Menu

Ce n’est pas nécessaire d’avoir des raisons pour avoir peur

C’est ce que Madame Rosa avait lancé à Momo dans l’immense roman La vie devant soi, de Romain Gary. Cette phrase, elle représente tout ce que nous sommes. Elle se veut révélatrice de la nature humaine, à la fois complexée et complexante, toute petite et très grande.

Dans un monde où la quête de sens guide notre quotidien, la recherche de justifications est infinie. De questions qui transcendent l’humanité à celles qui apparaissent insignifiantes, cette nécessité de trouver le comment et le pourquoi est à la fois éclairante… et pesante.

Pourquoi faut-il tout justifier? Tout comprendre? Savoir toucher précisément chaque élément derrière chaque émotion?

Pourquoi la raison doit-elle l’emporter, à tout coup, sur le cœur? En fait, comment la raison peut-elle prendre le dessus sur les émotions? Le quantifiable, le mesurable, le perceptible, tout ça c’est très pratique pour la science et les mathématiques. Mais quand on parle d’émotions, de ressenti, de feelings, de sentiments, ces outils ne sont pas toujours adéquats.

Ce que Madame Rosa voulait dire, je le comprends ainsi : on n’a pas besoin de justifier ce qu’on ressent. On peut tenter de le comprendre, de l’écouter, de le sentir, mais ce n’est pas important de le justifier en lui trouvant un motif.

On peut avoir peur, être en colère, sauter de joie, rire, pleurer, être dégoûté.e, se sentir perdu.e, se chercher, tout ça. On peut vivre tout ça sans avoir de raison. Sans devoir se justifier à qui que ce soit.

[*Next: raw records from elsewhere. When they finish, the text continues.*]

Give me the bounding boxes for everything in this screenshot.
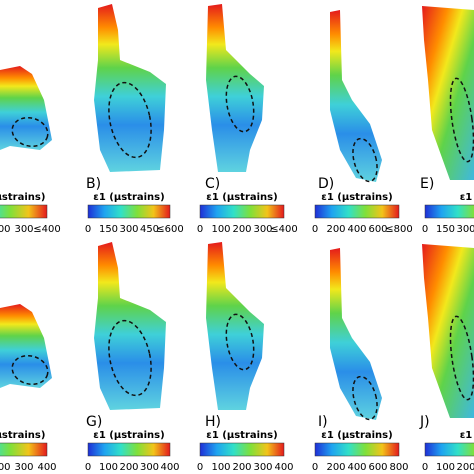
colorbar-tick-label: 600 bbox=[368, 224, 387, 235]
colorbar-tick-label: 0 bbox=[312, 224, 318, 235]
colorbar-tick-label: 200 bbox=[119, 462, 138, 473]
colorbar-title: ε1 (µstrains) bbox=[206, 430, 277, 441]
colorbar bbox=[199, 204, 285, 219]
colorbar bbox=[0, 442, 48, 457]
colorbar bbox=[424, 442, 474, 457]
colorbar-tick-label: 600 bbox=[368, 462, 387, 473]
colorbar bbox=[424, 204, 474, 219]
colorbar-tick-label: 200 bbox=[232, 462, 251, 473]
colorbar-tick-label: 100 bbox=[211, 224, 230, 235]
colorbar-tick-label: 0 bbox=[197, 224, 203, 235]
colorbar-tick-label: 300 bbox=[14, 224, 33, 235]
strain-maps-bottom bbox=[0, 241, 474, 423]
colorbar bbox=[87, 204, 171, 219]
colorbar-title: ε1 (µstrains) bbox=[93, 430, 164, 441]
colorbar-tick-label: 300 bbox=[456, 224, 474, 235]
colorbar-tick-label: 300 bbox=[140, 462, 159, 473]
colorbar-tick-label: 150 bbox=[99, 224, 118, 235]
colorbar bbox=[87, 442, 171, 457]
panel-letter: D) bbox=[318, 176, 334, 192]
colorbar-tick-label: 0 bbox=[197, 462, 203, 473]
colorbar-tick-label: 100 bbox=[99, 462, 118, 473]
colorbar-tick-label: 300 bbox=[253, 224, 272, 235]
colorbar-tick-label: 300 bbox=[119, 224, 138, 235]
colorbar-tick-label: 0 bbox=[422, 224, 428, 235]
colorbar-tick-label: 450 bbox=[140, 224, 159, 235]
colorbar-title: ε1 (µstrains) bbox=[321, 430, 392, 441]
colorbar-tick-label: 400 bbox=[160, 462, 179, 473]
panel-letter: E) bbox=[420, 176, 434, 192]
colorbar-tick-label: ≤400 bbox=[33, 224, 60, 235]
panel-letter: C) bbox=[205, 176, 220, 192]
colorbar-tick-label: ≤400 bbox=[270, 224, 297, 235]
colorbar-tick-label: 300 bbox=[253, 462, 272, 473]
panel-letter: H) bbox=[205, 414, 221, 430]
colorbar-tick-label: 150 bbox=[436, 224, 455, 235]
colorbar-title: ε1 (µstrains) bbox=[321, 192, 392, 203]
colorbar-tick-label: 200 bbox=[326, 462, 345, 473]
panel-letter: B) bbox=[86, 176, 101, 192]
colorbar bbox=[0, 204, 48, 219]
panel-letter: I) bbox=[318, 414, 328, 430]
colorbar-tick-label: 200 bbox=[326, 224, 345, 235]
colorbar bbox=[199, 442, 285, 457]
colorbar bbox=[314, 442, 400, 457]
colorbar-tick-label: ≤600 bbox=[156, 224, 183, 235]
colorbar-tick-label: 400 bbox=[347, 224, 366, 235]
colorbar-tick-label: 200 bbox=[232, 224, 251, 235]
colorbar-tick-label: 400 bbox=[274, 462, 293, 473]
colorbar-title: ε1 bbox=[460, 430, 473, 441]
colorbar-tick-label: 0 bbox=[85, 224, 91, 235]
strain-maps-top bbox=[0, 3, 474, 185]
colorbar-tick-label: 0 bbox=[422, 462, 428, 473]
colorbar-title: ε1 bbox=[460, 192, 473, 203]
colorbar-tick-label: 400 bbox=[37, 462, 56, 473]
panel-letter: G) bbox=[86, 414, 102, 430]
colorbar bbox=[314, 204, 400, 219]
colorbar-tick-label: 100 bbox=[436, 462, 455, 473]
colorbar-tick-label: 200 bbox=[0, 224, 11, 235]
colorbar-tick-label: 800 bbox=[389, 462, 408, 473]
colorbar-tick-label: 100 bbox=[211, 462, 230, 473]
colorbar-tick-label: 200 bbox=[0, 462, 11, 473]
colorbar-tick-label: ≤800 bbox=[385, 224, 412, 235]
colorbar-title: µstrains) bbox=[0, 192, 45, 203]
colorbar-tick-label: 200 bbox=[456, 462, 474, 473]
colorbar-tick-label: 0 bbox=[85, 462, 91, 473]
panel-letter: J) bbox=[419, 414, 430, 430]
colorbar-title: ε1 (µstrains) bbox=[93, 192, 164, 203]
colorbar-title: µstrains) bbox=[0, 430, 45, 441]
colorbar-tick-label: 400 bbox=[347, 462, 366, 473]
colorbar-tick-label: 0 bbox=[312, 462, 318, 473]
colorbar-title: ε1 (µstrains) bbox=[206, 192, 277, 203]
colorbar-tick-label: 300 bbox=[14, 462, 33, 473]
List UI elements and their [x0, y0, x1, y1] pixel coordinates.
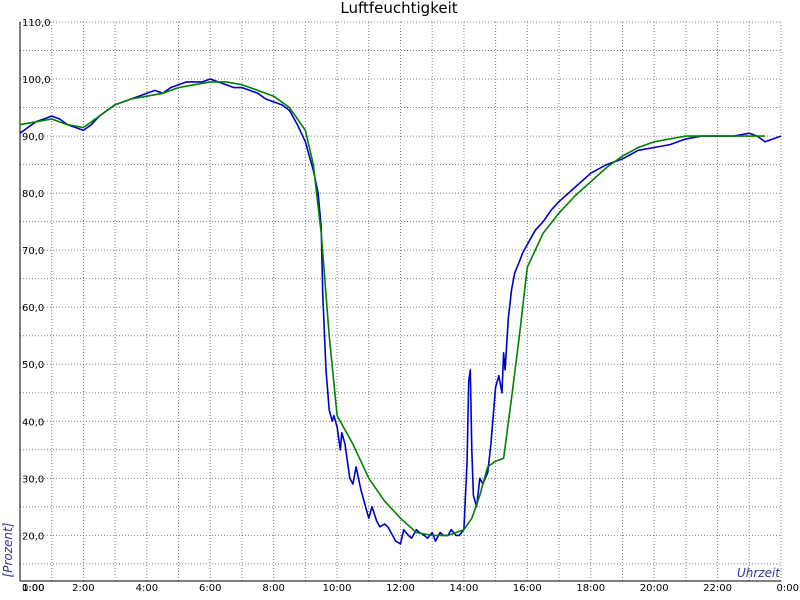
x-tick-label: 0:00 [777, 583, 799, 594]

Accepter ce que l’on vit, le légitimer, c’est tout ce qu’on se doit de faire. Le reste, l’argumentation et la justification, on n’en a pas besoin dans la mesure où ça nous culpabilise. On peut chercher un sens (en fait, on le fait toujours un peu malgré nous). Mais avant de chercher un sens, avant de rationaliser ce que l’on vit, il faut vivre ce que l’on a à vivre.

Alors, vivez ce que vous avez à vivre, dans le respect de votre être et des gens qui vous entourent. Soyez tristes, en colère, euphoriques, confus.es, aux anges, réconforté.es, impatient.es, distant.es, enchanté.es, léger.ères, incertain.es, effrayé.es.

Et la prochaine fois que vous aurez peur, lorsqu’une petite voix vous posera la question : « Oui, mais pourquoi? », vous saurez que ce n’est pas nécessaire d’avoir des raisons pour avoir peur… et pour ressentir ce que vous ressentez.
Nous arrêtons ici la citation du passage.